There are two main reasons why this is a good idea: They take a lot of minor fixes off of your plate, and they gain a greater respect for the process which leads to better choices and communication.
Of course, the project has to be designed around the idea that anyone with basic skills can contribute to it. You need to make some important decisions and set things up so that they can contribute. I do not expect them to be hacking on the main application logic, but the simpler website pages of all kinds wind up being a maintenance burden and need to change often, at least in my world. Usually the changes required are simple but the switching costs are large and it is easier if the person who cares most about them just does them. I also think that the best results are achieved when people sink their hands into the clay and do things themselves. A lot is lost in translation under other circumstances.

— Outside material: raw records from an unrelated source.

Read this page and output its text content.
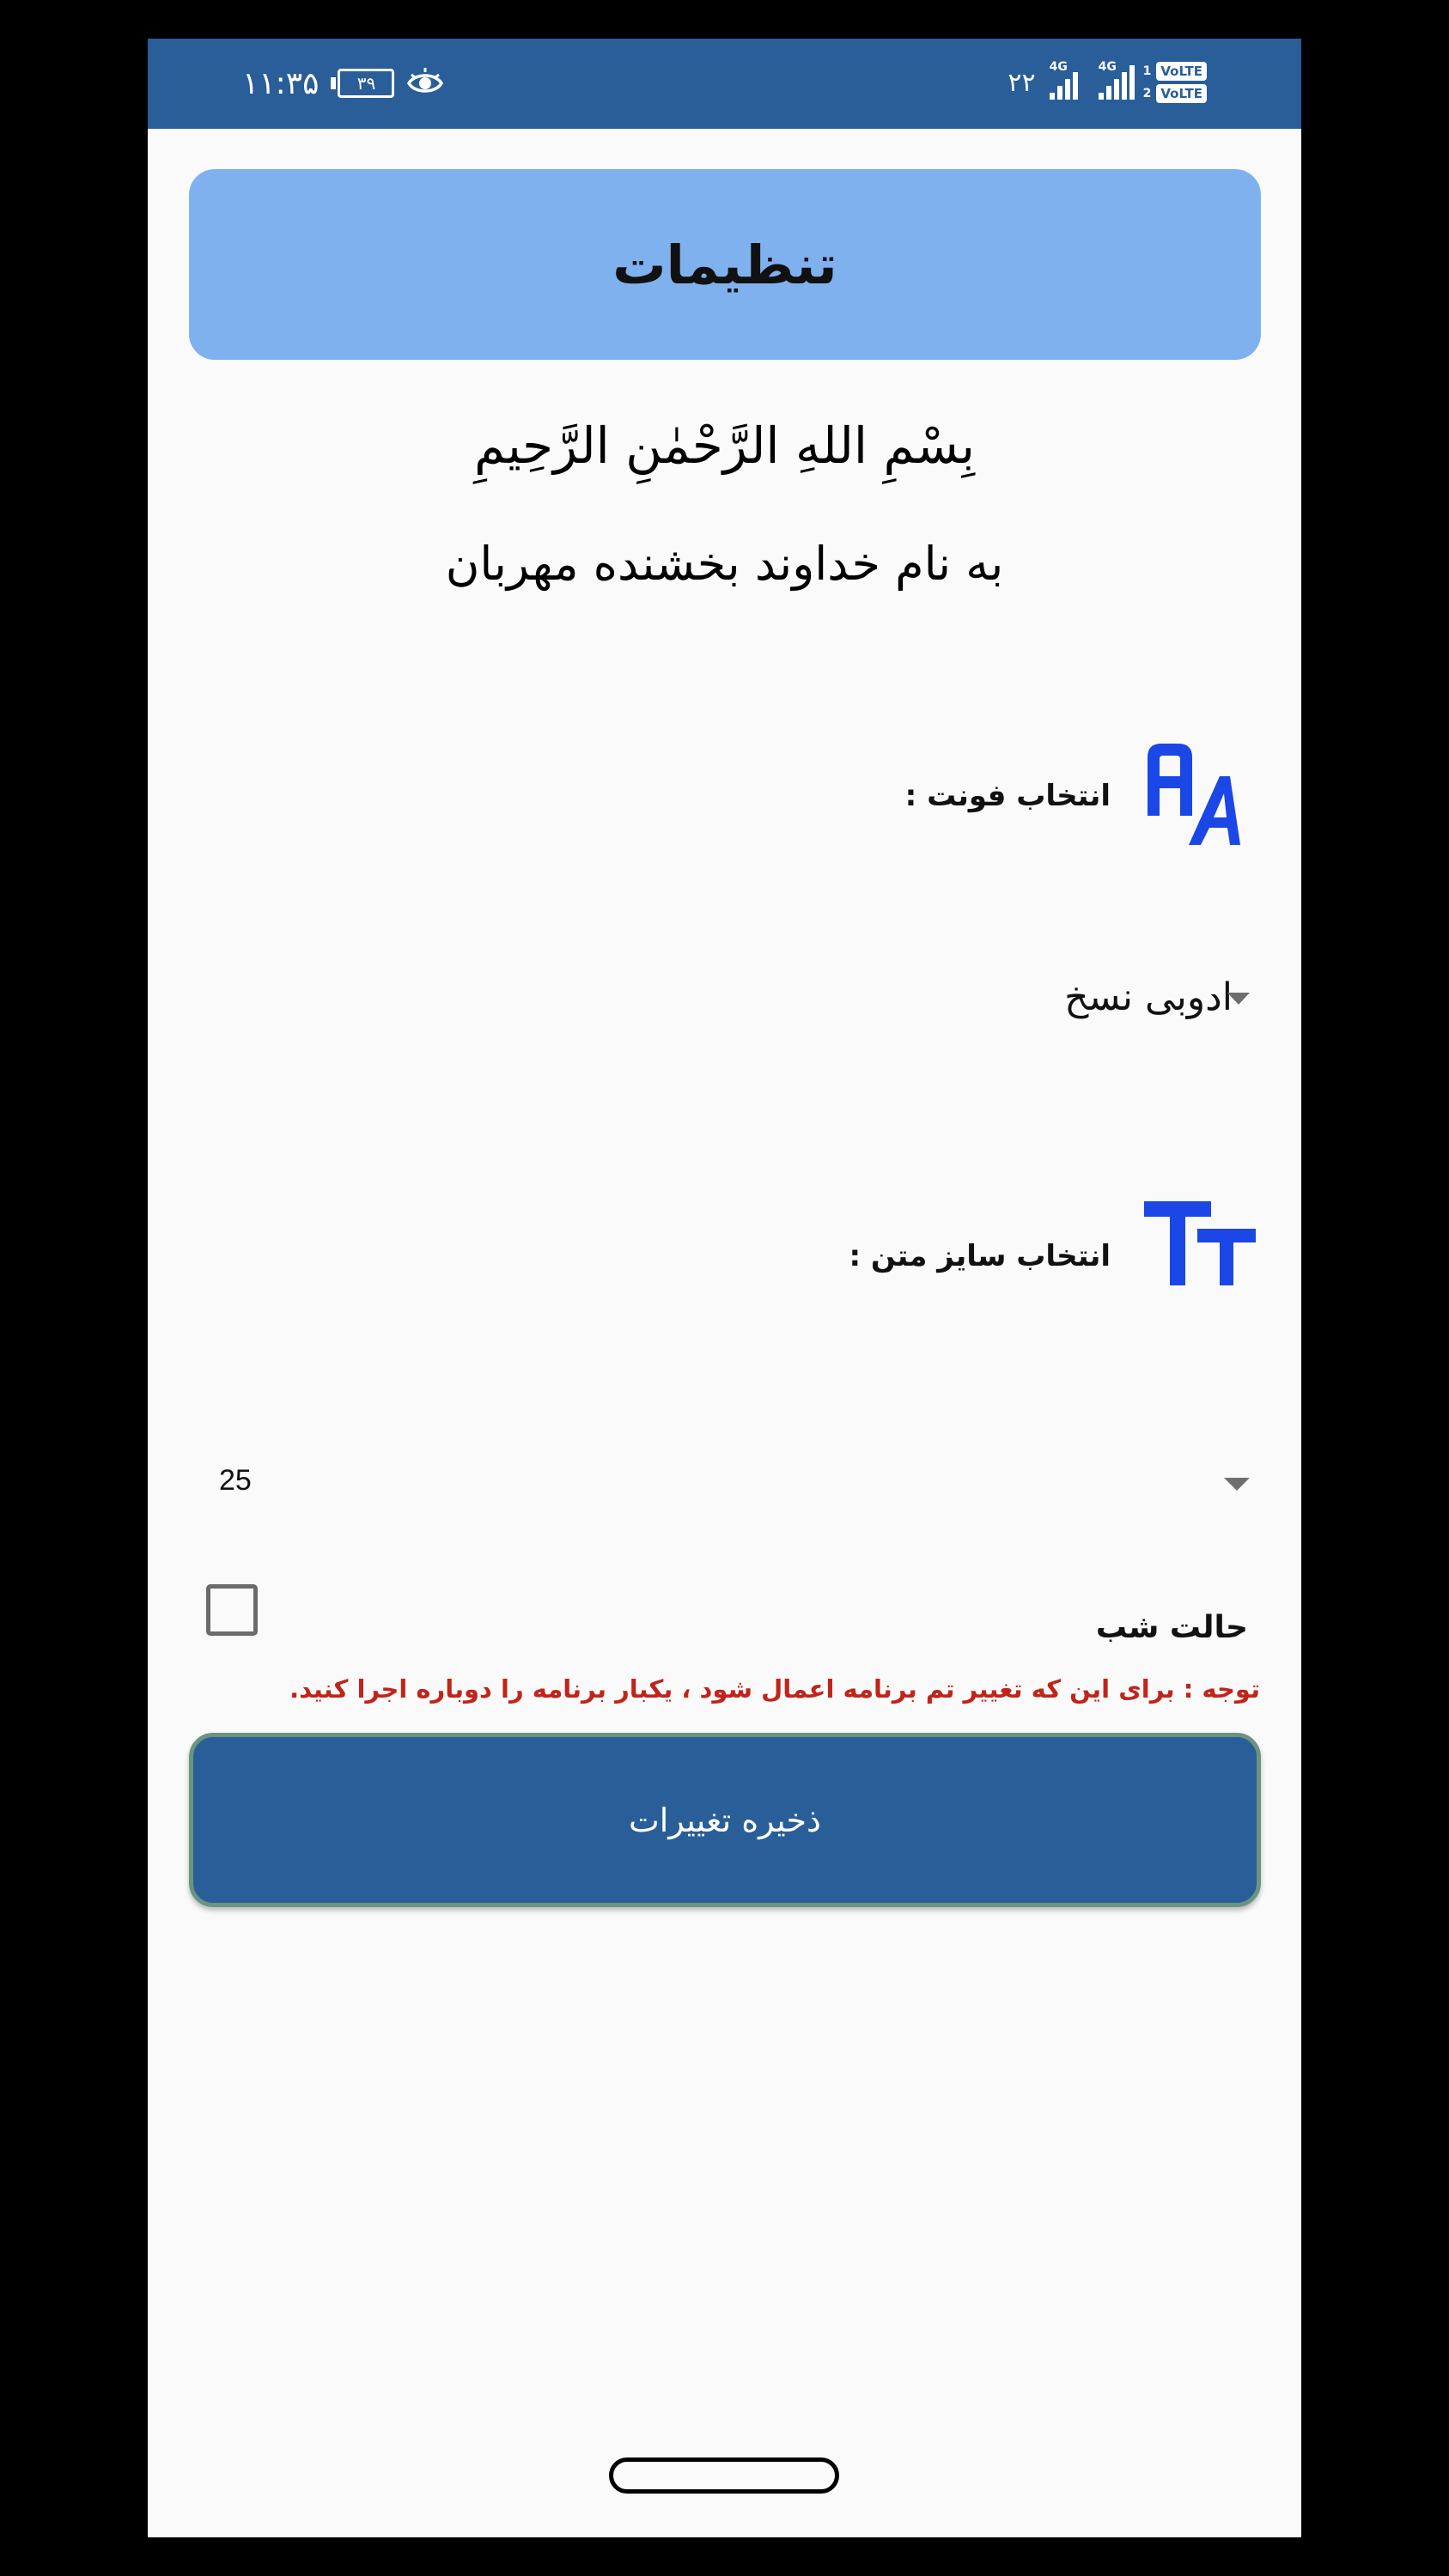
۱۱:۳۵	۳۹	۲۲
4G	4G 1 VoLTE
2 VoLTE
تنظیمات
بِسْمِ اللهِ الرَّحْمٰنِ الرَّحِیمِ
به نام خداوند بخشنده مهربان
انتخاب فونت :
ادوبی نسخ
انتخاب سایز متن :
25
حالت شب
توجه : برای این که تغییر تم برنامه اعمال شود ، یکبار برنامه را دوباره اجرا کنید.
ذخیره تغییرات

An alternative in terms of letting business types make little changes is to host parts of your site on software like Squarespace or some alternative. But these tend to be quite leaky abstractions that are limiting in the long run for high-aspiring organizations. You are better off doing it yourself if you want to actually achieve the custom solution you will eventually need.
Encapsulation over modularity
In my experience, the design principle that needs to underscore this strategy is that you should not try too hard to re-use basically any of the code or markup in the parts of your project cordoned off for semi-technical contributors. You are better off focusing on segmenting each thing being worked on so that it does not get tightly coupled to something else. If inexperienced people get their hands on a page, the code is going to get mangled and this is okay. It’s easier to tear down a single page and rebuild it than to have a codebase that is sensitive to every touch. Any notion of “Don’t repeat yourself” should be thrown out the window. Make people repeat themselves. You can evaluate on an ongoing basis whether it is practical to pull elements out as re-usable modules, but do not look to do this prematurely.

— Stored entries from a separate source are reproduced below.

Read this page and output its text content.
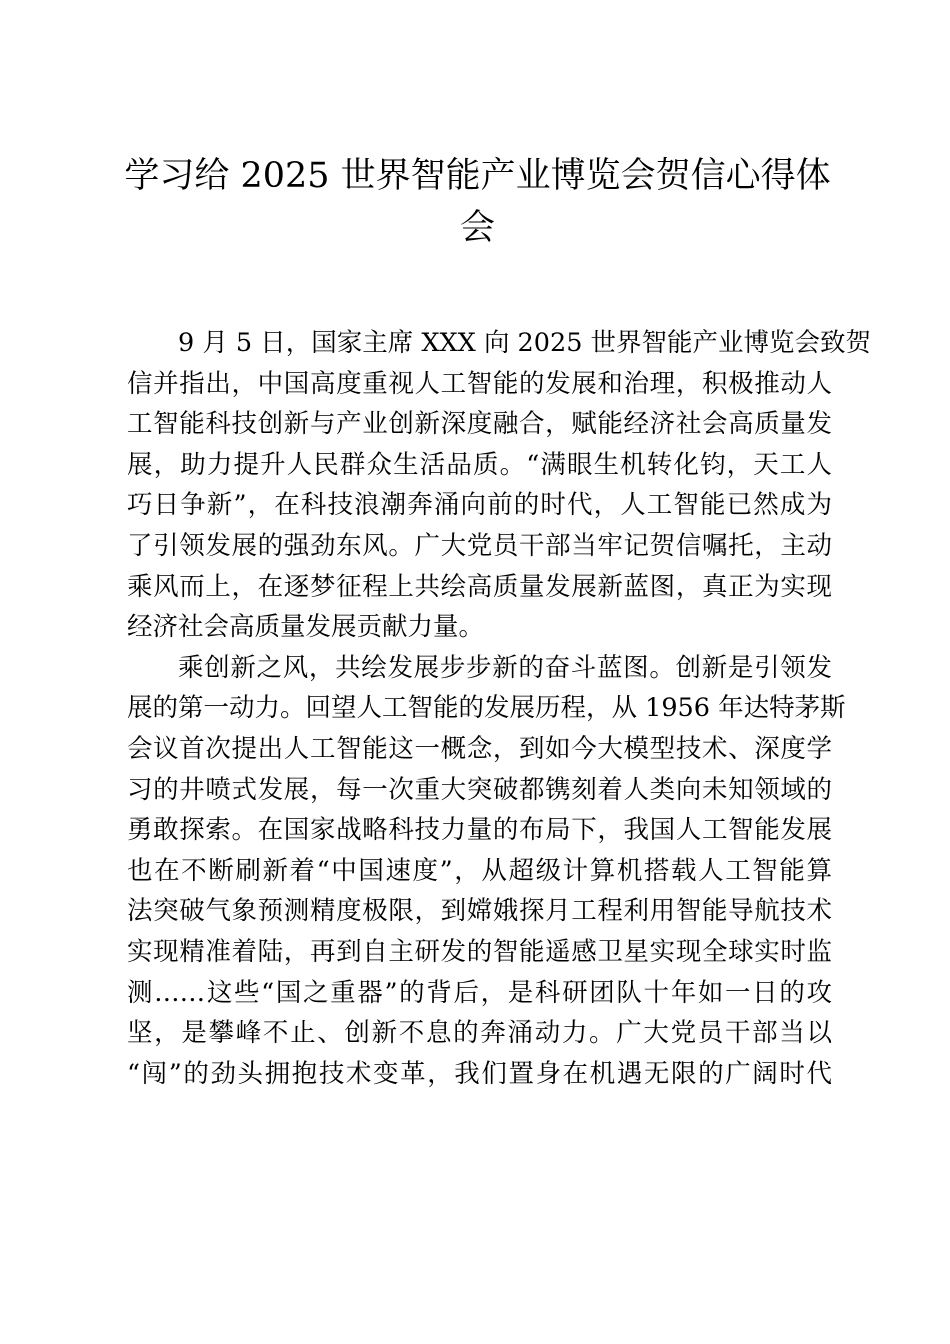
学习给 2025 世界智能产业博览会贺信心得体
会
9 月 5 日，国家主席 XXX 向 2025 世界智能产业博览会致贺
信并指出，中国高度重视人工智能的发展和治理，积极推动人
工智能科技创新与产业创新深度融合，赋能经济社会高质量发
展，助力提升人民群众生活品质。“满眼生机转化钧，天工人
巧日争新”，在科技浪潮奔涌向前的时代，人工智能已然成为
了引领发展的强劲东风。广大党员干部当牢记贺信嘱托，主动
乘风而上，在逐梦征程上共绘高质量发展新蓝图，真正为实现
经济社会高质量发展贡献力量。
乘创新之风，共绘发展步步新的奋斗蓝图。创新是引领发
展的第一动力。回望人工智能的发展历程，从 1956 年达特茅斯
会议首次提出人工智能这一概念，到如今大模型技术、深度学
习的井喷式发展，每一次重大突破都镌刻着人类向未知领域的
勇敢探索。在国家战略科技力量的布局下，我国人工智能发展
也在不断刷新着“中国速度”，从超级计算机搭载人工智能算
法突破气象预测精度极限，到嫦娥探月工程利用智能导航技术
实现精准着陆，再到自主研发的智能遥感卫星实现全球实时监
测……这些“国之重器”的背后，是科研团队十年如一日的攻
坚，是攀峰不止、创新不息的奔涌动力。广大党员干部当以
“闯”的劲头拥抱技术变革，我们置身在机遇无限的广阔时代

Avoid build tools and anything overly fancy
The fewer moving pieces the better in these processes. Do not use Postcss or any other fancy plugin or library. Stick to natively supported basics and technologies for which there are a huge backlog of Stack Overflow responses, because this part of the development will truly be Stack Overflow driven development.
In addition to choosing basic software, make sure to enforce tight constraints about that ensure the aforementioned encapsulation and basically keep things from getting out of hand. Take steps to keep the “global” space from being polluted in any way. Do not encourage messy hacks but be accepting of their inevitability in this system.
Even though you will wind up with some individually mangled pages, if you optimize for encapsulation, you will still end up with a maintainable codebase and a more focused technical team. Business people will be able to fuss over pixels and copy where they care most about it, and because they are just working in the codebase, there is no overhead of a CMS or other system that you will have to maintain. I think you will see that business folks will also develop more appreciation for the process and in turn become more open to your input in the future. All lines of communication will become more open and this will be a major empathy win all around.
Presenting this idea may be the hardest part of the process depending on who you are working with. I certainly know that some of the people I have worked with would be 100 percent unreceptive to this idea. I suggest not being overly pushy about it and introduce them gradually to the concept. Realize that they will in all likelihood be much more comfortable with tools like the Github Desktop as opposed to the command line and you should make every transition as easy as possible. If done right, I think that this process makes for a more healthy and communicative culture.